Brown will wake at 6 a.m. on weekdays to wait in line for the bathroom and then for breakfast. Afterward, she will tidy her room and the small locker “that is her existence,” where she keeps all her possessions, said Levine of Los Angeles.

Ex-congresswoman Corrine Brown walks into Federal Court accompanied by pastor Rudolph McKissick, Sr.

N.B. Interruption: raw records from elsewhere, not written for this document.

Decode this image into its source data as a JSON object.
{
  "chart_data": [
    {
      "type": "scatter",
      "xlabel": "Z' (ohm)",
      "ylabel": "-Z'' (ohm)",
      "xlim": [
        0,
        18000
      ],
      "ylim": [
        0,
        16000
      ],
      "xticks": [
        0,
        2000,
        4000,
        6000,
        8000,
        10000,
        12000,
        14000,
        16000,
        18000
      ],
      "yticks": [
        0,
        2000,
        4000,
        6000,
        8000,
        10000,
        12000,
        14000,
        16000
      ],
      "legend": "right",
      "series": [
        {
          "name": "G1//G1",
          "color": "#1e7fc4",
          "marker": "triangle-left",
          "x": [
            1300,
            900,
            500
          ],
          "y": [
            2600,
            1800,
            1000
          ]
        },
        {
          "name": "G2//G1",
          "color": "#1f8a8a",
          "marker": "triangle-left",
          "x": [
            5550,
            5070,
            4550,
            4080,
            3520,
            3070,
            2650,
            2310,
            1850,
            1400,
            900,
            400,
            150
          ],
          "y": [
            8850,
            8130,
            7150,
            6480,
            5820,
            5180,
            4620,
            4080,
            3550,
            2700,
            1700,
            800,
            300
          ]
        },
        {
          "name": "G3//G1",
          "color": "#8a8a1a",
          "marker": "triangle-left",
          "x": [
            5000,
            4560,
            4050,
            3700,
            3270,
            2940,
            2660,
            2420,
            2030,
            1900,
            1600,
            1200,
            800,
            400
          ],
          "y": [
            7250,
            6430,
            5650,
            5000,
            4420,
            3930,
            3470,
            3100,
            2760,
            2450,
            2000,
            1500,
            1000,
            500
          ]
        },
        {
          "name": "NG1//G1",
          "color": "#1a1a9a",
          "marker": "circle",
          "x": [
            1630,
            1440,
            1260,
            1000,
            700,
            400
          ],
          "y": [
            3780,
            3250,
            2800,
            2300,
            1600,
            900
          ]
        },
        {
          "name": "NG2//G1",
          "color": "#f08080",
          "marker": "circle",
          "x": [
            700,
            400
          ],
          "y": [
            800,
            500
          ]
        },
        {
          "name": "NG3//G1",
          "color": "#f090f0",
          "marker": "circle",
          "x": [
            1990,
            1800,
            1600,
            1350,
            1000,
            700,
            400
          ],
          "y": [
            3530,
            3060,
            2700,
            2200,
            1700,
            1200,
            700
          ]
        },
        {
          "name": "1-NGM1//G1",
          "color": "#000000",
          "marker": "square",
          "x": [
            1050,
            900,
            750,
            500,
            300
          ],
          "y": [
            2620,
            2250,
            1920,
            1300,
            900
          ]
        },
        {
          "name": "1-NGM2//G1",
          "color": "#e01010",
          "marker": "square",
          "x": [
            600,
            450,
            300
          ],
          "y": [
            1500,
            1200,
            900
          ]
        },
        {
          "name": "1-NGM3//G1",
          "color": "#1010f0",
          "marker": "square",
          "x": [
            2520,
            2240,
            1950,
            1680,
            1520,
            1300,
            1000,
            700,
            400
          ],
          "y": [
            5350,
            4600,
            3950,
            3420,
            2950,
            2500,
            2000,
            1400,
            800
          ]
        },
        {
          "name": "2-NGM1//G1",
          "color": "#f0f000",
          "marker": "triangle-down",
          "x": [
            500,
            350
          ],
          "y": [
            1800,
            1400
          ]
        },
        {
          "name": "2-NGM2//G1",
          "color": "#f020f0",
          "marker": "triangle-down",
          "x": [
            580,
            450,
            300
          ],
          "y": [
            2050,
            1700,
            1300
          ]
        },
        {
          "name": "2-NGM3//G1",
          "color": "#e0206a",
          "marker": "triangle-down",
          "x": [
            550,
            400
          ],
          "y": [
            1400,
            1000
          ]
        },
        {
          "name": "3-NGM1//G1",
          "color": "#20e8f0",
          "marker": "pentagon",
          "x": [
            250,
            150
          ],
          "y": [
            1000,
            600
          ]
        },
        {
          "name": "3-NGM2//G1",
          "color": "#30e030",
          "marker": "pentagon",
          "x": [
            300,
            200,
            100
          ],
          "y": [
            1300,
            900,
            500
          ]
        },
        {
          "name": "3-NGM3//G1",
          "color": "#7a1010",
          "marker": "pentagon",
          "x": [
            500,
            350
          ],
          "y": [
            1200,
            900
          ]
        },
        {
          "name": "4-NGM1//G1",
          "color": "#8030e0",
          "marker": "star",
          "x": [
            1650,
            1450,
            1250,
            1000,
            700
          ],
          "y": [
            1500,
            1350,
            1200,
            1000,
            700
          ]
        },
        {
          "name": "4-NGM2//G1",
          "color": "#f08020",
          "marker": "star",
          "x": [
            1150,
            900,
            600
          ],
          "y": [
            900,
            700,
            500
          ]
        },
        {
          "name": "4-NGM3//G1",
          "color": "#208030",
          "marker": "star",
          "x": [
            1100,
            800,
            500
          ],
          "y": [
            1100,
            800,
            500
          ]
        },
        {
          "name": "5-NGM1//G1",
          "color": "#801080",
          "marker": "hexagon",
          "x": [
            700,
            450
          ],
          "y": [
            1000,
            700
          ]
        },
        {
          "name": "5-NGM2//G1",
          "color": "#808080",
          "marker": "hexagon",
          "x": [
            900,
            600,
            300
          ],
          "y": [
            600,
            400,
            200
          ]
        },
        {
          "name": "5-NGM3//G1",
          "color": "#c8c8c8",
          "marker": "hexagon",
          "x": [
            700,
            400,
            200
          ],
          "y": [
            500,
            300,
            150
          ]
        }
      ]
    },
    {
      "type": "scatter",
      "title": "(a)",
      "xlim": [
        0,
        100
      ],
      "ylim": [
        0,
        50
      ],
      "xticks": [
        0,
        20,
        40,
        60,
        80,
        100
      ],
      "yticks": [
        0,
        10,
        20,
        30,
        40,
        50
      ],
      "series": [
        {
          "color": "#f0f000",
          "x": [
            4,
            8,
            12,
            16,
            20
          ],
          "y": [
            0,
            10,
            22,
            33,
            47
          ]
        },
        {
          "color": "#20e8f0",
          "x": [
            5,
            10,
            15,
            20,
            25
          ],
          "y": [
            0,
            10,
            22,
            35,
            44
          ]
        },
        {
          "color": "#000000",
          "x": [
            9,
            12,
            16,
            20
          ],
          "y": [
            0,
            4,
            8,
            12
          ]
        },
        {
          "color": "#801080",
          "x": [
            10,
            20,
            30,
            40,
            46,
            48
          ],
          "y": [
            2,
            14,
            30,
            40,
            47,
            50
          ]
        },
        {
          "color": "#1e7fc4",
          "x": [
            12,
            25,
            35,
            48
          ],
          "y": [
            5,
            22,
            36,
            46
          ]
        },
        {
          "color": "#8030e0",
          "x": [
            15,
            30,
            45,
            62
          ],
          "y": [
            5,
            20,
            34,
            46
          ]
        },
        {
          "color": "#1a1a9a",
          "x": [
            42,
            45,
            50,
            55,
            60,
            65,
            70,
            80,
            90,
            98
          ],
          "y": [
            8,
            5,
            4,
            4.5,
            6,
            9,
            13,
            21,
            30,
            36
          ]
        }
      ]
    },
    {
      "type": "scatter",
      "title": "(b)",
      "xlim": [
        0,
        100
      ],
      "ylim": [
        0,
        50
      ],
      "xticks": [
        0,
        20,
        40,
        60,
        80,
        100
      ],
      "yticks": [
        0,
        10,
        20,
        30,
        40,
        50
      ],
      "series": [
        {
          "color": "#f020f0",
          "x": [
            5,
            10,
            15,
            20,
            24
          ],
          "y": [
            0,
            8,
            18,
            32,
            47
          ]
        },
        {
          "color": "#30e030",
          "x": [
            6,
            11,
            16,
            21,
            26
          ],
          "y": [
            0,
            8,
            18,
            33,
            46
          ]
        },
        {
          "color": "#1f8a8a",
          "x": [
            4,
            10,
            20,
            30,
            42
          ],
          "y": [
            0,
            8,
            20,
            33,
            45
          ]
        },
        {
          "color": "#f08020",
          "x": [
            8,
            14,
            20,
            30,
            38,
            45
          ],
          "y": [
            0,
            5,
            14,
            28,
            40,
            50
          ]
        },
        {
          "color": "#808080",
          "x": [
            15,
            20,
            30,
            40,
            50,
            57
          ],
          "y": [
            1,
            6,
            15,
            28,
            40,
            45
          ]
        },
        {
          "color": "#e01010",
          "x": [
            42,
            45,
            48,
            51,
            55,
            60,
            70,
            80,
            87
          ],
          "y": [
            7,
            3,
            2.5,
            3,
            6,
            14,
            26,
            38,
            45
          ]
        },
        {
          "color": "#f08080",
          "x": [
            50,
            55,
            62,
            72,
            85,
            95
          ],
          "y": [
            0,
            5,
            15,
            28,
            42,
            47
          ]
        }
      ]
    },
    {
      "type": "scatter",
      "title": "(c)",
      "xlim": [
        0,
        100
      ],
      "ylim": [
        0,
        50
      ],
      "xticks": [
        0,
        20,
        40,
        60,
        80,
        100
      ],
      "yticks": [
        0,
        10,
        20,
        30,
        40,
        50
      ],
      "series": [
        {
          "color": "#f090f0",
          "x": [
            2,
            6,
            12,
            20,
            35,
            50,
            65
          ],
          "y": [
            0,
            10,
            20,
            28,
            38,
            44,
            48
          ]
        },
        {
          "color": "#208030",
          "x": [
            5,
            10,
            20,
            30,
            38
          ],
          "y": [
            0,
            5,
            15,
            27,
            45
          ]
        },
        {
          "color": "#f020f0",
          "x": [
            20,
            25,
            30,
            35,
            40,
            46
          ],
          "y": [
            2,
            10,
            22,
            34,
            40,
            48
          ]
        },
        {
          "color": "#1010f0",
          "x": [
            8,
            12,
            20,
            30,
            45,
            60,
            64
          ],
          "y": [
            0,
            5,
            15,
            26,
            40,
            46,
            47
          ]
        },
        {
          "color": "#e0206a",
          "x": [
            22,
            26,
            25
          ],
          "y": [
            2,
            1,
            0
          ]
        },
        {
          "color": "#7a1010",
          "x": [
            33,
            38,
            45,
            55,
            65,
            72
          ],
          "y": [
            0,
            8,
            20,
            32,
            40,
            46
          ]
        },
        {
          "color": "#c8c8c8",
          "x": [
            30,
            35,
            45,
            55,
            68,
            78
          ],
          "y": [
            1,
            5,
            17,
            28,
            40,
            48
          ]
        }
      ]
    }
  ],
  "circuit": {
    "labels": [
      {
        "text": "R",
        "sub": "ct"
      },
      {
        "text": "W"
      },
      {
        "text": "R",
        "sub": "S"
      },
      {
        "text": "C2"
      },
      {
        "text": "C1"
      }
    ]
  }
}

Brown appeared in Federal Court to be sentenced on fraud charges Dec. 4, 2017 (Bob Mack/The Florida Times-Union via AP)

Brown likely will do clerical or janitorial work during her days at the prison camp, where she will be held with 391 other female inmates, he said.

“When they get high-profile inmates like her, they like to treat them like [expletive],” said Levine, who did time at 11 prisons over 10 years for racketeering and narcotics traffic, among other charges. “Seriously, she’s got a rough road ahead of her.”

Brown will work until 10 a.m. before a two-hour lunch break, after which she will resume work until about 4 p.m. Prison staff will assign her to one of the jobs in cooking, maintenance, cleaning or clerical work.

Those first 30 days for Brown will be spent living in the multipurpose room, or “fishbowl,” said Holli Coulman, a consultant at Wall Street Prison Consultants who served 21 months for wire fraud.
“She won’t yet be moved to what we call the ‘condos,’ where she will be assigned to a two- or four-woman room,” Coulman said. “She will have a job and be expected to work.”

The former congresswoman’s chief of staff, Ronnie Simmons, began a four-year sentence for his conviction on similar charges in the same case this month in Maryland.

In 1992, Brown and two others became the first African Americans from Florida elected to Congress since Reconstruction. Her sprawling 250-mile-long north-south district spanned 14 counties, including portions of Orange, Seminole, Lake and Volusia.

She unsuccessfully challenged a new map approved by the Florida Supreme Court that shifted it to an east-west district, stretching from Tallahassee to Jacksonville, on grounds that it violated the Voting Rights Act by reducing the black voting-age population from 50 percent to 45 percent. She was defeated in the 2016 primary by former state Sen. Al Lawson, who went on to win in the general election.

During her time in office, Brown worked to secure local spending through earmarked bills and met with Justice Department officials to investigate the 2012 Trayvon Martin shooting in Sanford, saying the 17-year-old’s death was a hate crime.

Brown could be released on good behavior after serving four years and three months, Levine said. She is appealing her conviction and sought to remain free on bond during that process, but U.S. District Judge Timothy Corrigan denied her request.

At sentencing, he said the actions of Brown and Simmons were a “crime born out of entitlement and greed committed to ensure a lifestyle that was beyond their means.”